Uno de mis géneros favoritos (aunque puede debatirse si se trata de un género) es el de los recetarios de cocina. Confieso que pertenezco a esa clase de lectores -hay más de los que creen- que abordan su lectura como si de una novela se tratase; es decir, que empiezo por la primera página y sigo leyendo las recetas en orden hasta llegar al final. Un proceder que puede parecer absurdo, pues al fin y al cabo, se supone que los libros de recetas son obras de consulta, como las enciclopedias, donde uno busca sólo aquella información que precisa en un momento dado. Pero cualquier recetario digno de ese nombre (excluyo deliberadamente esos engendros que abundan en las grandes superficies, llenos de fotos de abigarrados colores acompañadas de unos anémicos textos traducidos de algún otro idioma por alguien que no ha andado nunca entre fogones) tiene su propio estilo y su propia trayectoria narrativa, que nos transporta desde los entrantes más ligeros hasta la plácida dulzura de los postres, tras haber transitado por un emocionante crescendo que pasa de las verduras y arroces a las aves, y de ahí a las carnes rojas y los pescados. Cuando cerramos el libro, hemos evocado tantas sensaciones, olores y sabores (puesto que la comida está tan ligada a la convivialidad, a las experiencias sensuales más básicas y, en suma, a ese vínculo esencial entre cuerpo y espíritu) como si hubiésemos leído la más sabrosa de las novelas. Es más, la propia receta -igual que sucede con cualquier escena narrativa- tiene su planteamiento, su nudo y su desenlace: partimos de los ingredientes en su estado primigenio y seguimos las complicaciones de su preparación, no exenta de peligros, para llegar al feliz final, con el plato listo para ser devorado por los ansiosos comensales.
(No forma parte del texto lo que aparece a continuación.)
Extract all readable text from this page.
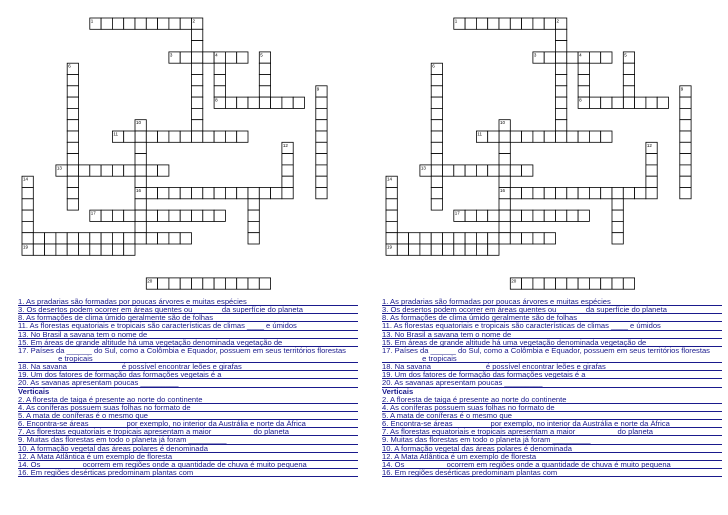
1	2
3	4	5
6
8
9
10
11
12
13
14
16
17
19
20
1. As pradarias são formadas por poucas árvores e muitas espécies ____
3. Os desertos podem ocorrer em áreas quentes ou ______ da superfície do planeta
8. As formações de clima úmido geralmente são de folhas ______
11. As florestas equatoriais e tropicais são características de climas ____ e úmidos
13. No Brasil a savana tem o nome de _________
15. Em áreas de grande altitude há uma vegetação denominada vegetação de ________
17. Países da ______ do Sul, como a Colômbia e Equador, possuem em seus territórios florestas _________ e tropicais
18. Na savana ____________ é possível encontrar leões e girafas
19. Um dos fatores de formação das formações vegetais é a _________
20. As savanas apresentam poucas _________
Verticais
2. A floresta de taiga é presente ao norte do continente
4. As coníferas possuem suas folhas no formato de _________
5. A mata de coníferas é o mesmo que _________
6. Encontra-se áreas ________ por exemplo, no interior da Austrália e norte da África
7. As florestas equatoriais e tropicais apresentam a maior _________ do planeta
9. Muitas das florestas em todo o planeta já foram _________
10. A formação vegetal das áreas polares é denominada _________
12. A Mata Atlântica é um exemplo de floresta _________
14. Os _________ ocorrem em regiões onde a quantidade de chuva é muito pequena
16. Em regiões desérticas predominam plantas com ______
1	2
3	4	5
6
8
9
10
11
12
13
14
16
17
19
20
1. As pradarias são formadas por poucas árvores e muitas espécies ____
3. Os desertos podem ocorrer em áreas quentes ou ______ da superfície do planeta
8. As formações de clima úmido geralmente são de folhas ______
11. As florestas equatoriais e tropicais são características de climas ____ e úmidos
13. No Brasil a savana tem o nome de _________
15. Em áreas de grande altitude há uma vegetação denominada vegetação de ________
17. Países da ______ do Sul, como a Colômbia e Equador, possuem em seus territórios florestas _________ e tropicais
18. Na savana ____________ é possível encontrar leões e girafas
19. Um dos fatores de formação das formações vegetais é a _________
20. As savanas apresentam poucas _________
Verticais
2. A floresta de taiga é presente ao norte do continente
4. As coníferas possuem suas folhas no formato de _________
5. A mata de coníferas é o mesmo que _________
6. Encontra-se áreas ________ por exemplo, no interior da Austrália e norte da África
7. As florestas equatoriais e tropicais apresentam a maior _________ do planeta
9. Muitas das florestas em todo o planeta já foram _________
10. A formação vegetal das áreas polares é denominada _________
12. A Mata Atlântica é um exemplo de floresta _________
14. Os _________ ocorrem em regiões onde a quantidade de chuva é muito pequena
16. Em regiões desérticas predominam plantas com ______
También, como sucede con las novelas de misterio, las recetas encierran a menudo escollos y enigmas para el lector. Cuando el autor nos conmina a " preparar un almíbar clarito" somos presas de la ansiedad: ¿cómo de claro? En otros casos, es la propia complejidad de la receta la que nos deja sin aliento: pasos y más pasos de preparación, de cocción y, cuando creíamos que ya estaba listo, resulta que hay que dejarlo reposar varias horas, antes de darle los toques finales. Agotador. Pues es inevitable ir siguiendo mentalmente los procesos e imaginarse poniéndolos uno mismo en práctica.
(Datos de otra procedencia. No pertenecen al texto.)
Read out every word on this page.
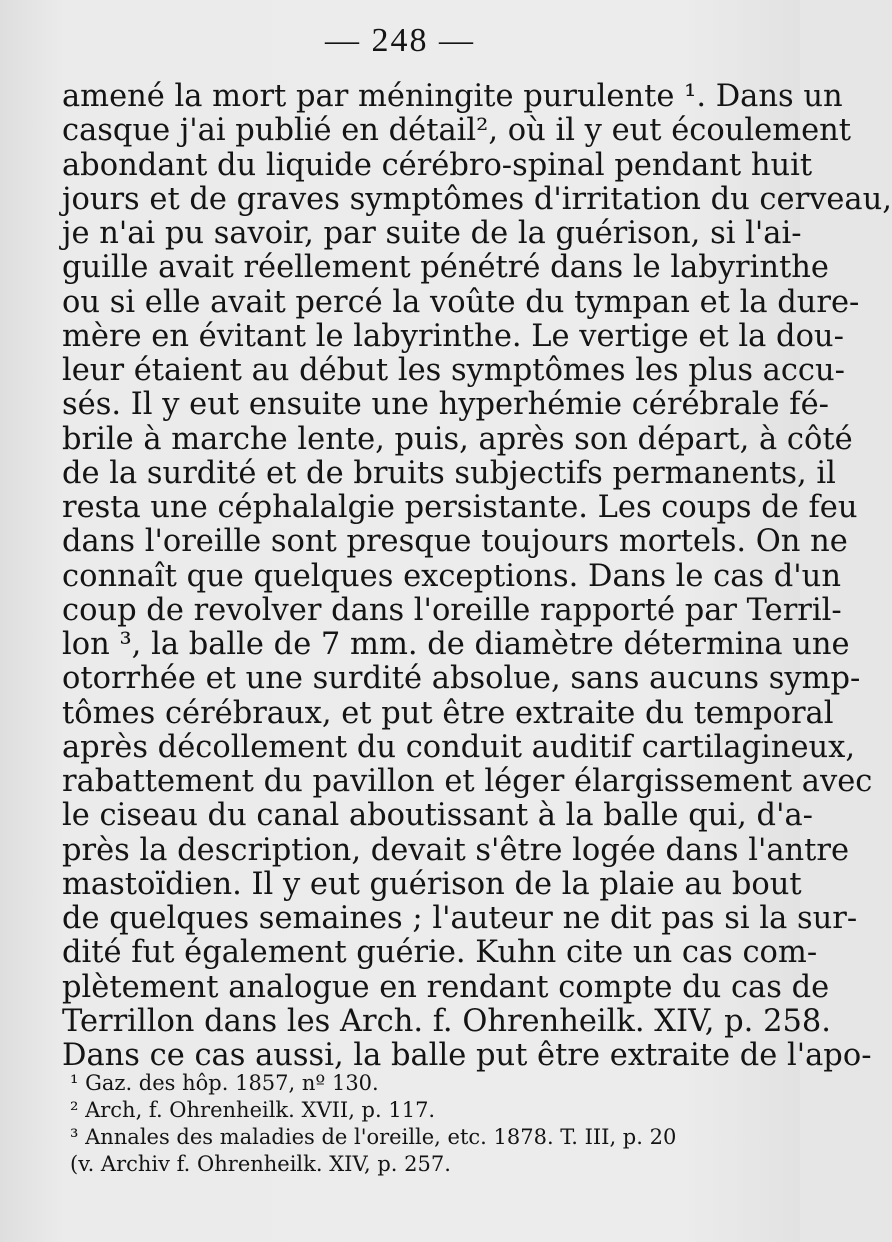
— 248 —
amené la mort par méningite purulente ¹. Dans un
casque j'ai publié en détail², où il y eut écoulement
abondant du liquide cérébro-spinal pendant huit
jours et de graves symptômes d'irritation du cerveau,
je n'ai pu savoir, par suite de la guérison, si l'ai-
guille avait réellement pénétré dans le labyrinthe
ou si elle avait percé la voûte du tympan et la dure-
mère en évitant le labyrinthe. Le vertige et la dou-
leur étaient au début les symptômes les plus accu-
sés. Il y eut ensuite une hyperhémie cérébrale fé-
brile à marche lente, puis, après son départ, à côté
de la surdité et de bruits subjectifs permanents, il
resta une céphalalgie persistante. Les coups de feu
dans l'oreille sont presque toujours mortels. On ne
connaît que quelques exceptions. Dans le cas d'un
coup de revolver dans l'oreille rapporté par Terril-
lon ³, la balle de 7 mm. de diamètre détermina une
otorrhée et une surdité absolue, sans aucuns symp-
tômes cérébraux, et put être extraite du temporal
après décollement du conduit auditif cartilagineux,
rabattement du pavillon et léger élargissement avec
le ciseau du canal aboutissant à la balle qui, d'a-
près la description, devait s'être logée dans l'antre
mastoïdien. Il y eut guérison de la plaie au bout
de quelques semaines ; l'auteur ne dit pas si la sur-
dité fut également guérie. Kuhn cite un cas com-
plètement analogue en rendant compte du cas de
Terrillon dans les Arch. f. Ohrenheilk. XIV, p. 258.
Dans ce cas aussi, la balle put être extraite de l'apo-
¹ Gaz. des hôp. 1857, nº 130.
² Arch, f. Ohrenheilk. XVII, p. 117.
³ Annales des maladies de l'oreille, etc. 1878. T. III, p. 20
(v. Archiv f. Ohrenheilk. XIV, p. 257.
Aparte de la emoción y la zozobra inherentes a la lectura de cualquier receta, los libros de cocina tienen el atractivo añadido de reflejar con más precisión que muchas novelas aspectos de la vida cotidiana de cada época. Para sentirnos transportados a un hogar burgués de las primeras décadas del siglo XX, nada mejor que recurrir a La cocina completa, de la marquesa de Parabere. Igualmente, el archiconocido recetario de Simone Ortega, esas 1080 recetas publicadas en 1972 que según se dice enseñaron a cocinar a varias generaciones de españoles, se lee hoy como un documento costumbrista no exento de encanto. Recetas como "Sesos al gratén con bechamel y champiñones" dudo de que aparezcan hoy en la mesa de muchas familias corrientes, mientras que otras, como las "Angulas en cazuelitas" se han convertido simplemente en irrealizables por motivos económicos.
Es posible que para cocinar un plato determinado, lo más práctico sea recurrir a un vídeo explicativo de YouTube, pero para cualquier aficionado a la gastronomía, nada sustituye al placer de la lectura de una (buena) receta.